Paul Jurczak
Paul Jurczak

Reputation: 8173

How to get original indicies of a polygon after applying shapely.simplify?

This Python script:

from shapely import simplify, points, contains, Point

circle = Point(0, 0).buffer(1.0, quad_segs=8).exterior
simple = simplify(circle, 0.1)

simplifies polygon circle (red) and produces polygon simple (blue) with a subset of circle vertices:

enter image description here

iCircle contains the original indices of simple vertices: [0, 4, 8, 12, 16, 20, 24, 28, 32]:

iCircle = []

for i, p in enumerate(points(circle.coords)):
  if contains(simple, p):
    iCircle.append(i) 

How to compute it without a costly lookup like the one above?


Circle is just a simple example. My question concerns an arbitrary polygon.

Upvotes: 0

Views: 43

Answers (2)

Pieter
Pieter

Reputation: 1516

It only supports numpy array lines as input, so you would need to do some plumbing to simplify shapely polygons, but you could check out the simplification library.

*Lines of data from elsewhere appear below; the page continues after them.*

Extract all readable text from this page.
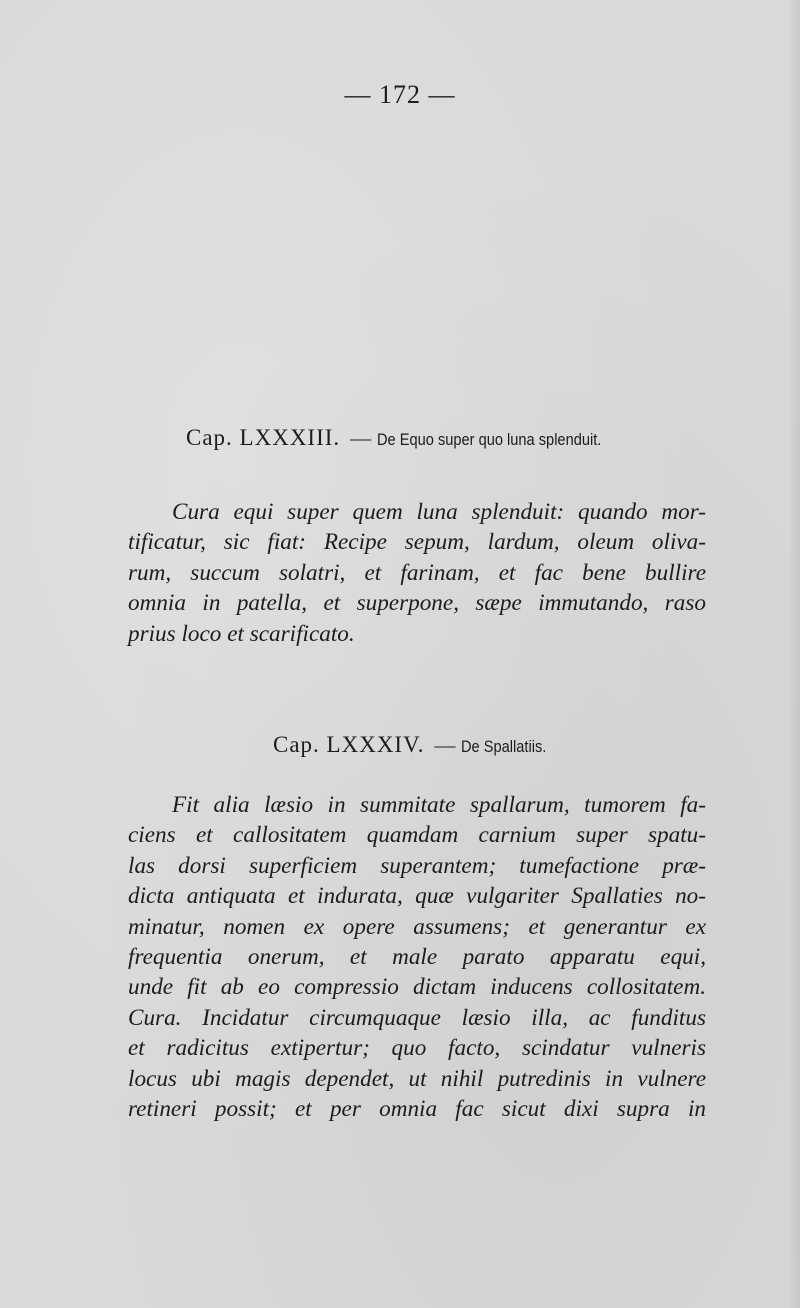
— 172 —
Cap. LXXXIII. — De Equo super quo luna splenduit.
Cura equi super quem luna splenduit: quando mor-
tificatur, sic fiat: Recipe sepum, lardum, oleum oliva-
rum, succum solatri, et farinam, et fac bene bullire
omnia in patella, et superpone, sæpe immutando, raso
prius loco et scarificato.
Cap. LXXXIV. — De Spallatiis.
Fit alia læsio in summitate spallarum, tumorem fa-
ciens et callositatem quamdam carnium super spatu-
las dorsi superficiem superantem; tumefactione præ-
dicta antiquata et indurata, quæ vulgariter Spallaties no-
minatur, nomen ex opere assumens; et generantur ex
frequentia onerum, et male parato apparatu equi,
unde fit ab eo compressio dictam inducens collositatem.
Cura. Incidatur circumquaque læsio illa, ac funditus
et radicitus extipertur; quo facto, scindatur vulneris
locus ubi magis dependet, ut nihil putredinis in vulnere
retineri possit; et per omnia fac sicut dixi supra in
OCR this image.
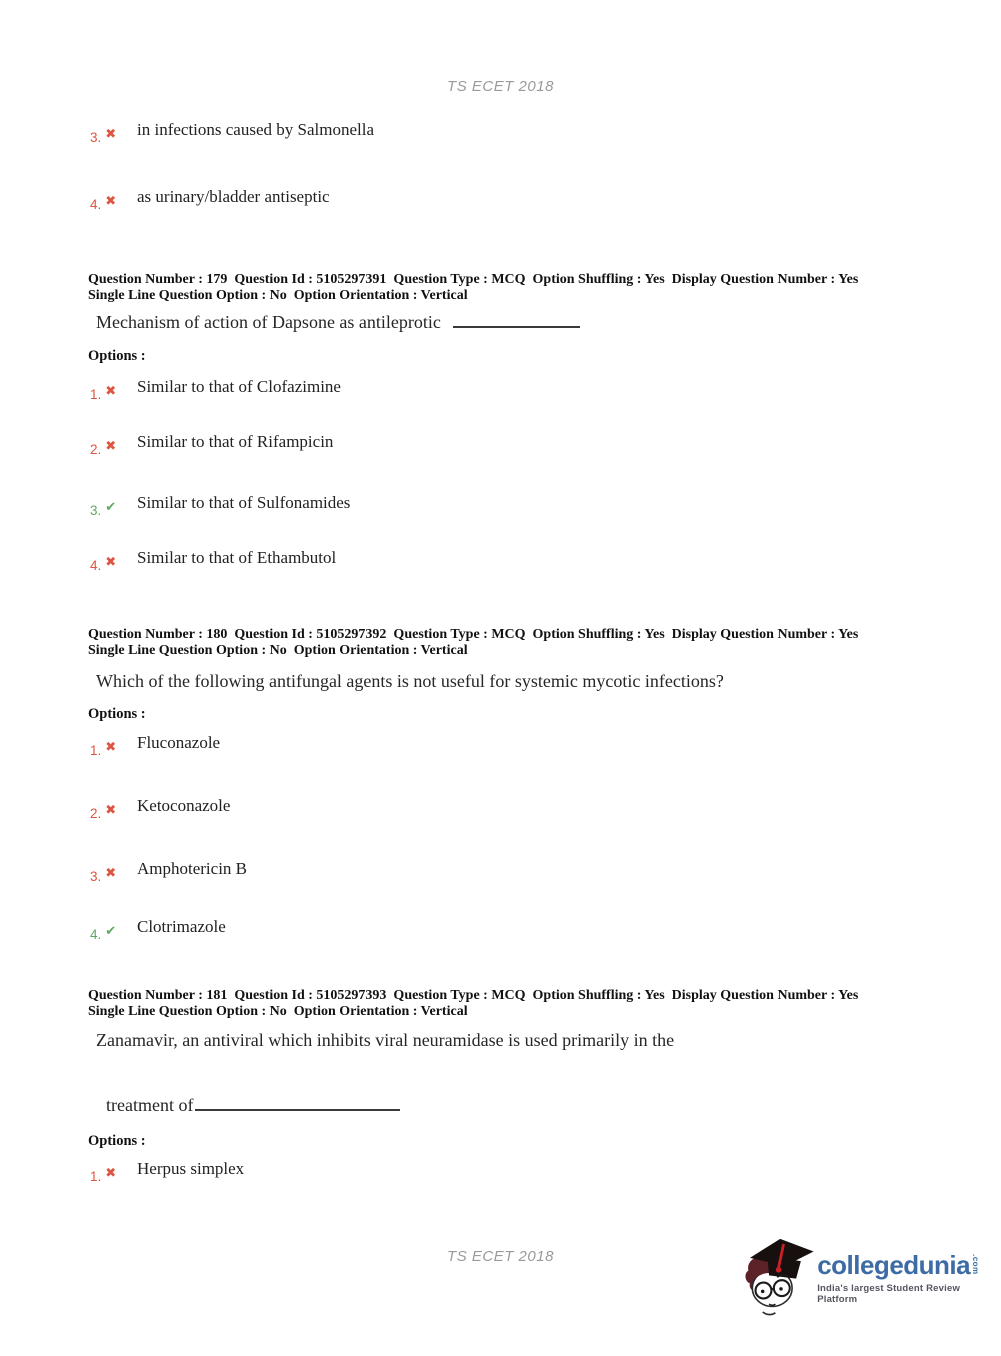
TS ECET 2018
3. ✖ in infections caused by Salmonella
4. ✖ as urinary/bladder antiseptic
Question Number : 179  Question Id : 5105297391  Question Type : MCQ  Option Shuffling : Yes  Display Question Number : Yes
Single Line Question Option : No  Option Orientation : Vertical
Mechanism of action of Dapsone as antileprotic
Options :
1. ✖ Similar to that of Clofazimine
2. ✖ Similar to that of Rifampicin
3. ✔ Similar to that of Sulfonamides
4. ✖ Similar to that of Ethambutol
Question Number : 180  Question Id : 5105297392  Question Type : MCQ  Option Shuffling : Yes  Display Question Number : Yes
Single Line Question Option : No  Option Orientation : Vertical
Which of the following antifungal agents is not useful for systemic mycotic infections?
Options :
1. ✖ Fluconazole
2. ✖ Ketoconazole
3. ✖ Amphotericin B
4. ✔ Clotrimazole
Question Number : 181  Question Id : 5105297393  Question Type : MCQ  Option Shuffling : Yes  Display Question Number : Yes
Single Line Question Option : No  Option Orientation : Vertical
Zanamavir, an antiviral which inhibits viral neuramidase is used primarily in the
treatment of
Options :
1. ✖ Herpus simplex
TS ECET 2018	collegedunia .com
India's largest Student Review Platform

It's API supports returning the indices of the coordinates to retain after simplification instead of the end result... which sounds like what you are looking for.

I've used this library to make a simplify function where you can "blacklist" points on polygons from being simplified away, so for the plumbing part you could get some inspiration in pygeoops.simplify. A pull request to expose this feature in pygeoops is also an option...

Code sample:

import numpy as np
from simplification.cutil import simplify_coords_idx

# assume an array of coordinates: orig
simplified = simplify_coords_idx(orig, 1.0)
# build new geometry using only retained coordinates
orig_simplified = orig[simplified]

Upvotes: 2

Grismar
Grismar

Reputation: 31379

Given that Shapely uses the Douglas-Peucker algorithm for geometry smoothing, you're essentially asking how to determine what vertices it will retain for a certain distance parameter (epsilon), or 'tolerance' as Shapely calls it.

If you're only looking at a circle, every next vertex will at a constant index distance from the previous, due to the circle being perfectly regular. There's a decent explanation of the algorithm here, but for a circle, things are greatly simplified.

So, you could just find the indices for the first two, and the rest will follow.

But given that these will rarely be very large numbers, and Shapely uses numpy ndarray as a datatype for points(), you could just:

indices = np.where(np.in1d(points(circle.coords), points(simple.coords)))[0]
print(indices)

Output:

[ 0  4  8 12 16 20 24 28 32]

And that would work for other shapes you need this for as well.